Not many people, including those living with a person going through substance addiction, understand that addiction is a disease and have many misconceptions about what it truly is due to lack of awareness regarding rehab and medical detox. This often results in friends and family detaching themselves from a loved one with a substance abuse problem because they don’t know how to deal with the person.
If you have a loved one living with active addiction, keep reading to know what mistakes you should avoid.
Believing you can do nothing about it
Hopelessness can be demoralizing, and you don’t need it, especially when trying to help someone with active addiction. If you let this condition take control of you, you will feel like a failure and destroyed. Moreover, it’s important to know that everything you feel and do affects the people around you, and you would not want your loved one dealing with addiction to get those “hopeless” vibes.
Waiting too long for intervention
The deadliest mistake families and friends make waiting. Most people believe they need to wait until their loved one has hit the “rock bottom” phase of addiction before calling an intervention. You must remember that you cannot rely on time when trying to get someone off their addiction. Therefore, it’s highly recommended that you address the person as soon as you notice the first signs of such behavior and talk to professionals from drug rehab in Las Vegas to acquire knowledge.
Odd behaviours and signs of drug abuse may include hanging out with the wrong group, stealing money, or missing work, and take early action, as it will make your loved one more likely to listen to you.
Playing the blame game
It’s a common pattern when a loved one struggles with addiction, families, and friends play the blame game by pointing fingers at the addict or each other.
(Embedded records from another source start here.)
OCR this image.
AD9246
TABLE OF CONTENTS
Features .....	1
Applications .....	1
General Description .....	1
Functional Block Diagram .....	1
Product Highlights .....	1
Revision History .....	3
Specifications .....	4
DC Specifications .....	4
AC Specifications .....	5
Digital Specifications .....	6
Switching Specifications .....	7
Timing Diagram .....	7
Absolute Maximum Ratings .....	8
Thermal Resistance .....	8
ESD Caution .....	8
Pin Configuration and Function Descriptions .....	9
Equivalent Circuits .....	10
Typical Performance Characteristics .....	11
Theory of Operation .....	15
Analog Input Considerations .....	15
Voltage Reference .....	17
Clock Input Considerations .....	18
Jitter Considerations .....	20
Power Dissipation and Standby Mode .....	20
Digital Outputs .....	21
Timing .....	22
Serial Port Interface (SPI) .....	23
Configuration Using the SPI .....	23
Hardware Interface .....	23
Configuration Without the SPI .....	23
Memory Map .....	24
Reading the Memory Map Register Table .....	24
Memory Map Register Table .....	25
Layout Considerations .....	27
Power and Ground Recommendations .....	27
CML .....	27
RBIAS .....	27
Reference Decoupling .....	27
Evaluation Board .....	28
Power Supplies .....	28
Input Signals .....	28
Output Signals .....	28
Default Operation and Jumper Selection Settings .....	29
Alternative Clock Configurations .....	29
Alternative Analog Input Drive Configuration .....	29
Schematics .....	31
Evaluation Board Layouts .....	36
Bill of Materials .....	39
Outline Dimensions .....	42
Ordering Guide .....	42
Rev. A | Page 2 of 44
However, it’s important to keep in mind that blaming the person dealing with addiction for their past wrongdoings would not do any good; in fact, it may trigger a relapse.
So, if you want to help your loved one achieve sobriety early, you would have to let go of their past mistakes and forgive them for making their healing and recovery process easier and quicker. Therefore, it is advised to family members not to blame the person with addiction at any point in their recovery process.
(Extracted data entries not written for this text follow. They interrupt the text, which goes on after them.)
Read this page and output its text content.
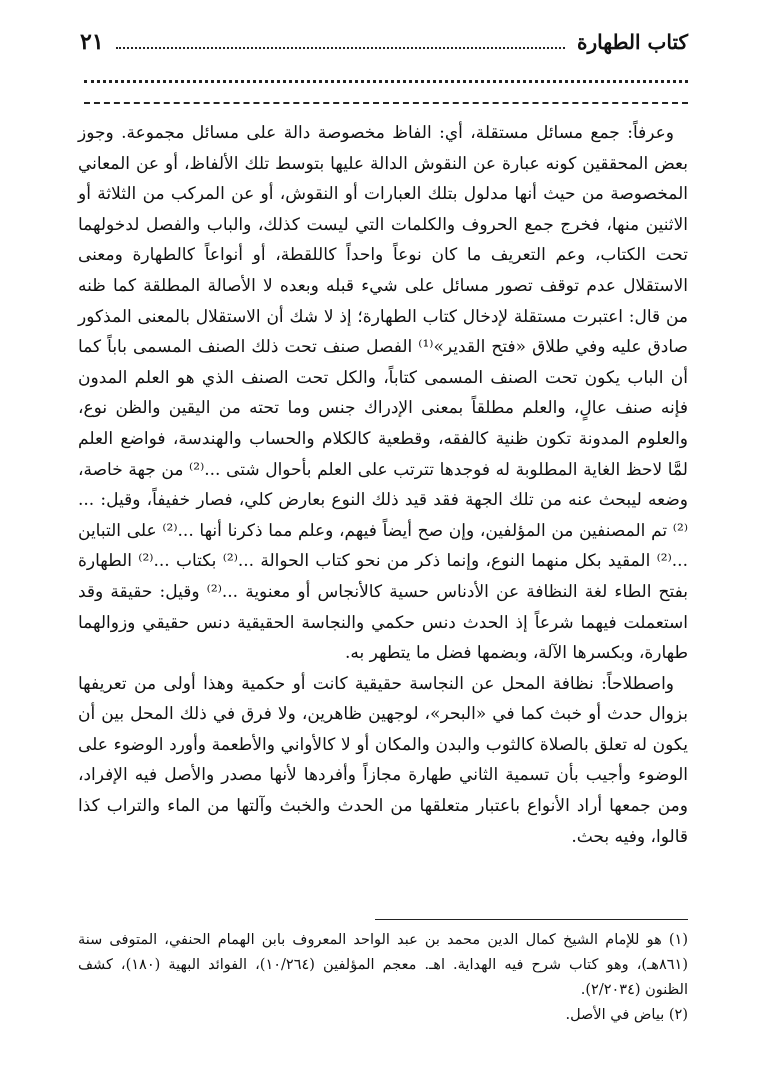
كتاب الطهارة
٢١

وعرفاً: جمع مسائل مستقلة، أي: الفاظ مخصوصة دالة على مسائل مجموعة. وجوز بعض المحققين كونه عبارة عن النقوش الدالة عليها بتوسط تلك الألفاظ، أو عن المعاني المخصوصة من حيث أنها مدلول بتلك العبارات أو النقوش، أو عن المركب من الثلاثة أو الاثنين منها، فخرج جمع الحروف والكلمات التي ليست كذلك، والباب والفصل لدخولهما تحت الكتاب، وعم التعريف ما كان نوعاً واحداً كاللقطة، أو أنواعاً كالطهارة ومعنى الاستقلال عدم توقف تصور مسائل على شيء قبله وبعده لا الأصالة المطلقة كما ظنه من قال: اعتبرت مستقلة لإدخال كتاب الطهارة؛ إذ لا شك أن الاستقلال بالمعنى المذكور صادق عليه وفي طلاق «فتح القدير»⁽¹⁾ الفصل صنف تحت ذلك الصنف المسمى باباً كما أن الباب يكون تحت الصنف المسمى كتاباً، والكل تحت الصنف الذي هو العلم المدون فإنه صنف عالٍ، والعلم مطلقاً بمعنى الإدراك جنس وما تحته من اليقين والظن نوع، والعلوم المدونة تكون ظنية كالفقه، وقطعية كالكلام والحساب والهندسة، فواضع العلم لمَّا لاحظ الغاية المطلوبة له فوجدها تترتب على العلم بأحوال شتى ...⁽²⁾ من جهة خاصة، وضعه ليبحث عنه من تلك الجهة فقد قيد ذلك النوع بعارض كلي، فصار خفيفاً، وقيل: ...⁽²⁾ تم المصنفين من المؤلفين، وإن صح أيضاً فيهم، وعلم مما ذكرنا أنها ...⁽²⁾ على التباين ...⁽²⁾ المقيد بكل منهما النوع، وإنما ذكر من نحو كتاب الحوالة ...⁽²⁾ بكتاب ...⁽²⁾ الطهارة بفتح الطاء لغة النظافة عن الأدناس حسية كالأنجاس أو معنوية ...⁽²⁾ وقيل: حقيقة وقد استعملت فيهما شرعاً إذ الحدث دنس حكمي والنجاسة الحقيقية دنس حقيقي وزوالهما طهارة، وبكسرها الآلة، وبضمها فضل ما يتطهر به.

واصطلاحاً: نظافة المحل عن النجاسة حقيقية كانت أو حكمية وهذا أولى من تعريفها بزوال حدث أو خبث كما في «البحر»، لوجهين ظاهرين، ولا فرق في ذلك المحل بين أن يكون له تعلق بالصلاة كالثوب والبدن والمكان أو لا كالأواني والأطعمة وأورد الوضوء على الوضوء وأجيب بأن تسمية الثاني طهارة مجازاً وأفردها لأنها مصدر والأصل فيه الإفراد، ومن جمعها أراد الأنواع باعتبار متعلقها من الحدث والخبث وآلتها من الماء والتراب كذا قالوا، وفيه بحث.

(١) هو للإمام الشيخ كمال الدين محمد بن عبد الواحد المعروف بابن الهمام الحنفي، المتوفى سنة (٨٦١هـ)، وهو كتاب شرح فيه الهداية. اهـ. معجم المؤلفين (١٠/٢٦٤)، الفوائد البهية (١٨٠)، كشف الظنون (٢/٢٠٣٤).

(٢) بياض في الأصل.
Impatiently waiting for results
When your loved one have successfully completed their recovery program from a rehab and are out in the world again, don’t assume that they are “cured.” Recovery from addiction takes time—it’s a lifelong journey. Therefore, it is advised that you as family or friends keep patience and do not rush the person to become sober right away. Since, memories can trigger a relapse after someone has quit drugs or alcohol, it may require ample time, strength and determination to get through the phase, and you must support your loved one in the process.
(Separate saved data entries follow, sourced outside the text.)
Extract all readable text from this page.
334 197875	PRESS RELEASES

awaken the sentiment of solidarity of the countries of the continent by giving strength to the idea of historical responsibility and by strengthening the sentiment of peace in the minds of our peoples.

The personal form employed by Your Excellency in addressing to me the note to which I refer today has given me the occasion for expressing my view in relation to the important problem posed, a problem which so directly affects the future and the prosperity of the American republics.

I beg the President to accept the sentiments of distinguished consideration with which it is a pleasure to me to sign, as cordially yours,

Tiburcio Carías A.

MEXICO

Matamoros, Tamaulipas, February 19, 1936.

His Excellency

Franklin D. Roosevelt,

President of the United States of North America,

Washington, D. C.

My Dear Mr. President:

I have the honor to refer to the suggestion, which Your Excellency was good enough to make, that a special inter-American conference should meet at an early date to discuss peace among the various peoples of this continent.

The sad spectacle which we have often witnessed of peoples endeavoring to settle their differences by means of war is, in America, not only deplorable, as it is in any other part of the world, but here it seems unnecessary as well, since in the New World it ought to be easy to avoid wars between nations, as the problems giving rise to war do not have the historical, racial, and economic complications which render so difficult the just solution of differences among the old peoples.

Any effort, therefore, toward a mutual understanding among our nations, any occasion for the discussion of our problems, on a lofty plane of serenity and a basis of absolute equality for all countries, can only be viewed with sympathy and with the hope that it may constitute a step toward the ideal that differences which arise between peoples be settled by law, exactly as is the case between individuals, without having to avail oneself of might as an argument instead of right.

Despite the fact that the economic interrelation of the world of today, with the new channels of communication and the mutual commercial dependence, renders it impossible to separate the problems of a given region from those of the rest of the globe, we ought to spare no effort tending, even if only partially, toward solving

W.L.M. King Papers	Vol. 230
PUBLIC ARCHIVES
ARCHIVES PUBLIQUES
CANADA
Help your loved one to get their life back on track, including career, relationships, finances, and emotional and physical health.
Therefore, try not to make the above mistakes when dealing with a loved one living with addiction, and support them as recovery isn’t possible without a support network. Since the loved ones play a significant role in a person’s drug recovery process, it can become emotionally taxing for you as well. So, it’s equally important to take care of yourself too, while helping your loved ones through their recovery.